As investors around the world seek safe havens amidst global uncertainty, the gold price has surged to record highs March, with all indications pointing to a long-term rally. The yellow metal has returned over 40% in the past year in both ZAR and USD terms.
Analysts around the world are citing trade war fears and stubborn global inflation as the primary drivers behind the surge in demand for gold. US tariffs and reciprocal action has fueled global investor demand for gold as a hedge against economic instability while in the US, the Fed remains cautious on the back of inflation data and weaker retail sales. South Africa is not immune to market fears, with both the rand and the local market on edge as the country’s trade relationship with the US continues to dominate headlines.
Nonetheless, the investment case for gold is solid. Just how finite is gold? All the gold ever mined would fit into a cube just 22 meters wide and high. There’s far less mineable gold left below the ground than there is above it. This scarcity, coupled with the fact that most recoverable reserves have already been extracted, makes gold uniquely resilient, rare, sought after and valuable.
Historically, gold performs well during periods of high inflation. For example, gold spiked during the oil price shocks of the 1970s and monetary system changes. Gold was favoured as a hedge against government monetary expansion.
Today, central banks, especially China, are increasing their gold reserves at a time when there is a growing distrust globally in traditional monetary systems. China’s influence should not be underestimated. Coming from a comparatively low base, China is steadily building up its own reserves, which currently make up 6% of its forex stockpile. If China gets its gold reserves to US levels, it will be a massive market driver globally.

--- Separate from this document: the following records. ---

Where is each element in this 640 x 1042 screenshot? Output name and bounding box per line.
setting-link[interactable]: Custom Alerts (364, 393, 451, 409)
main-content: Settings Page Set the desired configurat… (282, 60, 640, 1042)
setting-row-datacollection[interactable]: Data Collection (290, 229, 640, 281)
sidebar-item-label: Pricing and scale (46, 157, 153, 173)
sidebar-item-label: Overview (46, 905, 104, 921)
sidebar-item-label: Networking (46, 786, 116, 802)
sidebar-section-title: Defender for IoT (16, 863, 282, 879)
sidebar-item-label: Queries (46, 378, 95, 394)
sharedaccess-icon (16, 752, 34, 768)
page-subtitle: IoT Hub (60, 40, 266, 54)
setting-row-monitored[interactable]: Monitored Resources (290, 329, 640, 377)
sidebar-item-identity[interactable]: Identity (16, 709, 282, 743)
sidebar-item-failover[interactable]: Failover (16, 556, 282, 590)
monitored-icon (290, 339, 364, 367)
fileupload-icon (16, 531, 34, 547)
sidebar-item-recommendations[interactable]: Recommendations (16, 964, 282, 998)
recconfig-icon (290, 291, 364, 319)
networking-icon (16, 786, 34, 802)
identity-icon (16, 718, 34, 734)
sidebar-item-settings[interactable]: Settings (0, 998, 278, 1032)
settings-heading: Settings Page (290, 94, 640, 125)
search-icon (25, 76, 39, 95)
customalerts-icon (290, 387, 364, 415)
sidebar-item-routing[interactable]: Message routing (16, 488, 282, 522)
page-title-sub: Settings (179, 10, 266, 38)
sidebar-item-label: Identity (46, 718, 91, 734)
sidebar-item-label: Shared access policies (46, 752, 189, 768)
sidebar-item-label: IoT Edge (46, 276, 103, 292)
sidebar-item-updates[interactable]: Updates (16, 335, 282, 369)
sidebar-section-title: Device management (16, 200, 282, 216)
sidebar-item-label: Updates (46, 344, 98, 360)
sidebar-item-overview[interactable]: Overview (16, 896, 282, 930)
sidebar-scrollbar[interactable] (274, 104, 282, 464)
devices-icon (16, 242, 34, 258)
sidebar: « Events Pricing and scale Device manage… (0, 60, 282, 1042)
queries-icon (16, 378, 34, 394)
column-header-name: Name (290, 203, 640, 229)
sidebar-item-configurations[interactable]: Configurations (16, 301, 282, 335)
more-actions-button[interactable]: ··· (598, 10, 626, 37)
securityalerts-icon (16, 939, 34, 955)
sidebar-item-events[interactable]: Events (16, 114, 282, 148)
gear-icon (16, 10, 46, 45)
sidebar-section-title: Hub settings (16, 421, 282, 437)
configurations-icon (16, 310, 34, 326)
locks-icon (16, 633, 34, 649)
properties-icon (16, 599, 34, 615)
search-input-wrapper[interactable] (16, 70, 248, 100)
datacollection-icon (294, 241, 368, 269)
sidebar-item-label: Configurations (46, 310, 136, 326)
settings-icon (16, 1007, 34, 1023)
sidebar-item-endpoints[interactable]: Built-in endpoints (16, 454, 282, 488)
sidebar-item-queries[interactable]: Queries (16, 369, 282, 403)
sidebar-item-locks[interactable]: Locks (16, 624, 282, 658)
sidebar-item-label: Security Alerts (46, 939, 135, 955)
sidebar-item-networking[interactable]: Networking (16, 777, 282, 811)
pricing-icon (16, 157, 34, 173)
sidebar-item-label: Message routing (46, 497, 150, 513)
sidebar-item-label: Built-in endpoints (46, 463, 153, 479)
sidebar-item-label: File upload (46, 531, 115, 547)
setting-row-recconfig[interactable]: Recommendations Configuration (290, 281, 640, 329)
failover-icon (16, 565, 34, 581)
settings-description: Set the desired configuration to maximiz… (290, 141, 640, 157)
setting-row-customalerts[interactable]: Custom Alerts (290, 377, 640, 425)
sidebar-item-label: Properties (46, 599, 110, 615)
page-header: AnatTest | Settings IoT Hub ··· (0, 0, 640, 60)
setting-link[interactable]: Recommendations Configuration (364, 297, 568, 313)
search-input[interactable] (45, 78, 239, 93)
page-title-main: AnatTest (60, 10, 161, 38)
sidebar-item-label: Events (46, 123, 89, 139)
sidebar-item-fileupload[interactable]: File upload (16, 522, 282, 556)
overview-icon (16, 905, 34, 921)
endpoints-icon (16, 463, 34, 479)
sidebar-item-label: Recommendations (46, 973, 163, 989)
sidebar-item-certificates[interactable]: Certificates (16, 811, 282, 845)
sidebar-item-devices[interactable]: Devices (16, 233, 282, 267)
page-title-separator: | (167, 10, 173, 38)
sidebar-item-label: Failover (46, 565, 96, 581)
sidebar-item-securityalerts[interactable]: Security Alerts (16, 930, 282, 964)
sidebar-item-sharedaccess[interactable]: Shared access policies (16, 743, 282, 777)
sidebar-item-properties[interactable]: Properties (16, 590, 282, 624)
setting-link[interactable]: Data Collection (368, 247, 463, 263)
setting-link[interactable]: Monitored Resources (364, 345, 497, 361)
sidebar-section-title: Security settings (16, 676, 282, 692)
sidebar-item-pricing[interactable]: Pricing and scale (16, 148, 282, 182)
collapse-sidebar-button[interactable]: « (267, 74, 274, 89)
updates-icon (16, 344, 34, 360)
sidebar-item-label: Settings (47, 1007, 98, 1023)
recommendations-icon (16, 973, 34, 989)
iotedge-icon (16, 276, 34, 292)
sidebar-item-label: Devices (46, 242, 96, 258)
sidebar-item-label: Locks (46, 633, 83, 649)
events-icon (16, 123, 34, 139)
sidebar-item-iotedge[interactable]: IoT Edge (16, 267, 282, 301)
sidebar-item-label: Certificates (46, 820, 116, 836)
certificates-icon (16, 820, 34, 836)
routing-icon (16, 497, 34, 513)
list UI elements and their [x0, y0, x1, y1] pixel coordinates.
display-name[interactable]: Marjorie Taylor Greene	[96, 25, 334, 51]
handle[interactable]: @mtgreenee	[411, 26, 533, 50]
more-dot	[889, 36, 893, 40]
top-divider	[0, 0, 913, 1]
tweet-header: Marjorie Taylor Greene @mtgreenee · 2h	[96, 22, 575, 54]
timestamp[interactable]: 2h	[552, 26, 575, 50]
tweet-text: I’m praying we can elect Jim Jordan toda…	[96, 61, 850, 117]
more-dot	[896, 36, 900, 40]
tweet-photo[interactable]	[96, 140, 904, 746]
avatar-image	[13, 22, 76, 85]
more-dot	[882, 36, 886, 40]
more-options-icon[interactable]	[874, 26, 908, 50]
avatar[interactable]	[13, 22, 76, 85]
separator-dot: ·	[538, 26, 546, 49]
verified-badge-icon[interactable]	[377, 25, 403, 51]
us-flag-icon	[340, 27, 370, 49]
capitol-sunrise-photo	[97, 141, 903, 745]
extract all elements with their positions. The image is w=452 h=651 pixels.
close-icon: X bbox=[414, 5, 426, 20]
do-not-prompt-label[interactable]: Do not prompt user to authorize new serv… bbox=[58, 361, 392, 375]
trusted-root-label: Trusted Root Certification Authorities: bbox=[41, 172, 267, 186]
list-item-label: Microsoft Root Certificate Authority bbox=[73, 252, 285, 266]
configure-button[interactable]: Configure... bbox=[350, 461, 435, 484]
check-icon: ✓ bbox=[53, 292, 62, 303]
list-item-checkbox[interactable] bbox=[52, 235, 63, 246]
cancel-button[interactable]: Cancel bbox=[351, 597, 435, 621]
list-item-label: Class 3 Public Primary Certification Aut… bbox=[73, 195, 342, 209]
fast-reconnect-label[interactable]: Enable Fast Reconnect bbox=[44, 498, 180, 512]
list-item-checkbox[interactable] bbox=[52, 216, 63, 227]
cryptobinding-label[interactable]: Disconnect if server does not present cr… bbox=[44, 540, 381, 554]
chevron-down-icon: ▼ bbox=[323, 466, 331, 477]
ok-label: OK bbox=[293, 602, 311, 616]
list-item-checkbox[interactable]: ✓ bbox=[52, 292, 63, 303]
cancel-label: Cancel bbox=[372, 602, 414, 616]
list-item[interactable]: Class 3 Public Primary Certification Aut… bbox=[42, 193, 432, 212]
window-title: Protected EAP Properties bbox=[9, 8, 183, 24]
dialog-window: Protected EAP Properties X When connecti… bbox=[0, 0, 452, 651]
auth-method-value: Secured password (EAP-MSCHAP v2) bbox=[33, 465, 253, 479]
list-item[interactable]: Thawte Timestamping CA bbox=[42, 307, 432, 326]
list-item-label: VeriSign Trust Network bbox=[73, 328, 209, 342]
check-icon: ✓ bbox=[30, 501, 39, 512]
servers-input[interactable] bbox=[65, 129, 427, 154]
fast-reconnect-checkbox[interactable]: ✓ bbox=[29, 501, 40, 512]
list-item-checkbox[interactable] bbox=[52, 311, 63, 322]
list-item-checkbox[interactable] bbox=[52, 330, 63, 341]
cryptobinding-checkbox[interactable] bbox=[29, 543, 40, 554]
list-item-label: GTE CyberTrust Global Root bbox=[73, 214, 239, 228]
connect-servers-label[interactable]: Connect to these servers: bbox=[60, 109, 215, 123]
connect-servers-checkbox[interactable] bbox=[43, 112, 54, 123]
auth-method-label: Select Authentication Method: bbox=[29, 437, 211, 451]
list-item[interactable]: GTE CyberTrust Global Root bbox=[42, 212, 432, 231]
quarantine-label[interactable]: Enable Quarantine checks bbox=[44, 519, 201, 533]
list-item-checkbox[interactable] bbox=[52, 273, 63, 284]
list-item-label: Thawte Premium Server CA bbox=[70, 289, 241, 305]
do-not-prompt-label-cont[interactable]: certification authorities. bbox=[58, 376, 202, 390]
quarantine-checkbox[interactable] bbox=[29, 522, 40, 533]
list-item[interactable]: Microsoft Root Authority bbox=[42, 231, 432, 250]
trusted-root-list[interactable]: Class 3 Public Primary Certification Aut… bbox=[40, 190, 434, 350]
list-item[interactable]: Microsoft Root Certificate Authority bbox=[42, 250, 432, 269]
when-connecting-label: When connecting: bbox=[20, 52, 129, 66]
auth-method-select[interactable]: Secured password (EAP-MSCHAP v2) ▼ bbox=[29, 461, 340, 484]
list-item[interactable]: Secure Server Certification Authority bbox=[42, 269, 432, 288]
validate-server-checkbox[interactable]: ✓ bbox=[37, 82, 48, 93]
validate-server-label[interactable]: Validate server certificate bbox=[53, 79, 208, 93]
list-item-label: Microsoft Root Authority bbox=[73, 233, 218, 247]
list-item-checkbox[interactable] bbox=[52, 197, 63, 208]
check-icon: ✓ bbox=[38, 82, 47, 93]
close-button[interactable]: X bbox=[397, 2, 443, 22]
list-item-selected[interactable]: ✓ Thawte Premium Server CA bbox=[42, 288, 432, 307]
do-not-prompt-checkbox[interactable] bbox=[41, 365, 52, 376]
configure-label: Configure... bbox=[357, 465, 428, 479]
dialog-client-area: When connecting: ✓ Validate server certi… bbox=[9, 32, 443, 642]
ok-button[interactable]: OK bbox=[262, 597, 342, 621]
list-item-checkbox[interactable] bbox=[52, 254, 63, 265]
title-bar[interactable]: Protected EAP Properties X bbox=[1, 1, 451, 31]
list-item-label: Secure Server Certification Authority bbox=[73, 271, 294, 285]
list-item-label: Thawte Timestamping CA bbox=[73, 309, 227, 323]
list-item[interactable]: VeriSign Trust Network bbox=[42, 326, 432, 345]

When measured in rands (which takes into account US dollar prices per ounce), the value of gold since 1971, has shown a staggering 15% compound annual growth rate. The power of compounding means that the value of gold, in rand terms, has grown 183 000% since 1971.
While the demand for gold in South Africa has stayed strong over the years, it reached its peak recently, underscoring the popularity of gold among local investors. However, there are a few barriers to entry, making investing in this unique asset class difficult to navigate, whether for seasoned investors or those wanting to start their journeys of adding the precious metal to their portfolios.
Now, new avenues have opened that offer investors – retail or institutional – the ability to invest in fractions of physical gold, via ground-breaking digital capital markets platform Mesh.trade, in the form of Krugerrand-backed tokens.
Mesh.trade MD Connie Bloem believes that the future of investing in gold needs to be open to all, with the solution for this being tokenisation. “The potential gold holds as a safe, proven hedge against market volatility makes it extremely attractive as an asset class, and tokenisation makes it accessible to just about anybody,” she says.
Krugerrand tokens are now available on registered FSP Mesh.trade’s digital capital markets platform. Each token represents full and immutable ownership of the whole or a fraction of a physical, uniquely numbered 1oz bullion Krugerrand, securely stored at Brink’s, an internationally recognised, secure precious metals vault facility, where the coins, procured from Rand Refinery are then vaulted.
“What’s unique about this offering is that because the gold has been tokenised, investors can purchase any fraction of a Krugerrand coin, starting with as little as R50,” she explains.
“Investors who buy a 1 ounce bullion Krugerrand token outright or those who accumulate fractional investments over time to the equivalent weight of a 1oz coin, can redeem their token for a physical coin at any time, following which the issuer, TroyGold, will securely deliver their Krugerrand coin to their place of choice,” explains Bloem.